The increasing use of data, however, may have compensated for the loss in voice revenue, a senior Trai official told ET earlier, saying that the moot point of difference between the two warring sides may no longer be relevant. However, telcos insist that OTT apps should be bound by the same rules that govern telecom operators because WhatsApp and Viber offer the same calling services that they do. Alternatively, if the apps are not regulated, then telcos should be given the same benefit.

“We believe both OTT players and TSPs should be treated on an equal footing. Our preference is for both to be kept out of any licensing regime.

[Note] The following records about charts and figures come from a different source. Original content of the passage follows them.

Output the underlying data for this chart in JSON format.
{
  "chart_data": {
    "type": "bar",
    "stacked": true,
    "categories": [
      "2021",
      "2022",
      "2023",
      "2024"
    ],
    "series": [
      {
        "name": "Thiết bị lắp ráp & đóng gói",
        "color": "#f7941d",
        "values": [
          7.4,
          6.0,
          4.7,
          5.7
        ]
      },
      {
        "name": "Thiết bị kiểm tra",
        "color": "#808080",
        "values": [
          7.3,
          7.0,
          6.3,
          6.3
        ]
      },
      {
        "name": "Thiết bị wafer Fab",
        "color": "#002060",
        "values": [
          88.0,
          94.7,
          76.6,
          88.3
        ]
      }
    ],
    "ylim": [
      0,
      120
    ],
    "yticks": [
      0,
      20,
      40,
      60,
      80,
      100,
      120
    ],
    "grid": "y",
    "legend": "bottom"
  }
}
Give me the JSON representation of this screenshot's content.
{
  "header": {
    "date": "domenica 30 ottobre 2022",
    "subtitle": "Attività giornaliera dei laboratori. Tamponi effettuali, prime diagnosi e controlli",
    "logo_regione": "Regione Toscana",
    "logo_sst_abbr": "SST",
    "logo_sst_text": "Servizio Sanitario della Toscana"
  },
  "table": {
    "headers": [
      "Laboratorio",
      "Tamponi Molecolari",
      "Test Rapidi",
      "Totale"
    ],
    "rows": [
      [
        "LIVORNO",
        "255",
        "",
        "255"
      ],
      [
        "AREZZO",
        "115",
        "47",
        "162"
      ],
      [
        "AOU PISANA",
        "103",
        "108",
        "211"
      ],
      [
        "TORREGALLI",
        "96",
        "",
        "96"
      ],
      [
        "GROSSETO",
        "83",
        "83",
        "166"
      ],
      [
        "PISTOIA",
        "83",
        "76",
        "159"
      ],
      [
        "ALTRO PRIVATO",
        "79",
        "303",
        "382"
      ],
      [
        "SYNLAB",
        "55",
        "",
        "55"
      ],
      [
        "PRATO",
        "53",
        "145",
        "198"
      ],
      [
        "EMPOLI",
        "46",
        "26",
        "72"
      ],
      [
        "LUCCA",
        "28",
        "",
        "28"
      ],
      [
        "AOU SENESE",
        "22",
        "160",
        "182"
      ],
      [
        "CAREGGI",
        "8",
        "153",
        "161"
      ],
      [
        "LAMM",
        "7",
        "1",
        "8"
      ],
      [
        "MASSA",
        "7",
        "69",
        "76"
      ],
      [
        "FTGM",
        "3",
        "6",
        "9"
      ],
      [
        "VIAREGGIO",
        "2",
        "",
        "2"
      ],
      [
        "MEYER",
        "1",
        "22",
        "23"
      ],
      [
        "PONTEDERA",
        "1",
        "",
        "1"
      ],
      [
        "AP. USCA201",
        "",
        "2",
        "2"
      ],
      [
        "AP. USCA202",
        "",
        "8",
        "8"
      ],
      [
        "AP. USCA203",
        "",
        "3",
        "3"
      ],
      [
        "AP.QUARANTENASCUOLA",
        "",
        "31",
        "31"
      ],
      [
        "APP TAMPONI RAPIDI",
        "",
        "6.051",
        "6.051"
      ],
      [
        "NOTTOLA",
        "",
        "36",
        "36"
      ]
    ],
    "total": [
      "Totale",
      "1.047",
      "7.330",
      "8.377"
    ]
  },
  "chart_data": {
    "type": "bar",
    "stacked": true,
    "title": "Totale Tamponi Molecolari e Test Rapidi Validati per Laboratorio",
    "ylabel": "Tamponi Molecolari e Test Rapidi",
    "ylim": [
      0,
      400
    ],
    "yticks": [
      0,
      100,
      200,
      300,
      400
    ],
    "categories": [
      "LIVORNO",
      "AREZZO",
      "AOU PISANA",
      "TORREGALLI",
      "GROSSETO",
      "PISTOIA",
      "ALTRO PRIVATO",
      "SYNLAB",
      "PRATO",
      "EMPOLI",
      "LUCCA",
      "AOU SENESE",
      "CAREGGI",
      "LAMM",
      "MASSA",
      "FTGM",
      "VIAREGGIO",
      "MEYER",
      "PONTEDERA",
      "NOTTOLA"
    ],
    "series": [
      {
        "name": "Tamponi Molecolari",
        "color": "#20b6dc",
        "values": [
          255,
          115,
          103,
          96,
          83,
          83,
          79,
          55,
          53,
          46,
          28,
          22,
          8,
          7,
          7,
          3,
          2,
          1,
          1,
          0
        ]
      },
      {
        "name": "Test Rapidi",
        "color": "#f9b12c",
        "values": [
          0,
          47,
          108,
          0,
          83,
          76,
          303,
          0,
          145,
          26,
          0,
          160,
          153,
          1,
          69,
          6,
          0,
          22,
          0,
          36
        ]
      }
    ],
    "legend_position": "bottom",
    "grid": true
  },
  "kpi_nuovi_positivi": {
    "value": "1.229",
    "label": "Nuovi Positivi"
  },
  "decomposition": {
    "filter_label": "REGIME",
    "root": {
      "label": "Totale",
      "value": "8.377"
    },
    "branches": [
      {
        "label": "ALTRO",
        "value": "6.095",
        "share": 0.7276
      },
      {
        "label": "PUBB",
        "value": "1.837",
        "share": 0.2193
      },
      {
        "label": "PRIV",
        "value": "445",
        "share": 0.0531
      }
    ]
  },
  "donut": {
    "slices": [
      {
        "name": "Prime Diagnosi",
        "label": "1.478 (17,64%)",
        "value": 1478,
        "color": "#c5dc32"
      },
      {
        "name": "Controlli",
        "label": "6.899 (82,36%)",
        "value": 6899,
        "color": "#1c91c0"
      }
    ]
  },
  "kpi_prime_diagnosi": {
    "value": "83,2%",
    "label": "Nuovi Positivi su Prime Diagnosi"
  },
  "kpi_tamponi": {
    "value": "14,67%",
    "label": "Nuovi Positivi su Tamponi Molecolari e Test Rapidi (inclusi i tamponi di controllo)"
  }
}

However, if the OTT players are being excused, then the same should apply to us as well,” said Rajan Mathews, director general of Cellular Operators Association of India. “If they’re not, then they should be put under the same obligations of taxation, legal enforcement, and data privacy issues.”

App makers said move to regulate them will only stifle innovation. Shubho Ray, president of Internet and Mobile Association of India, which represents app companies including Amazon, Flipkart, and MakeMyTrip, said the demand for revenue sharing was unjust because the consumer paid telcos for the data consumed while using the apps.

“It is also wrong to assume that we operate without regulation,” Ray added, saying apps, be it calling or otherwise, were regulated far more strictly under IT Act, where 90 provisions were penal in nature and only one provided a safe harbour.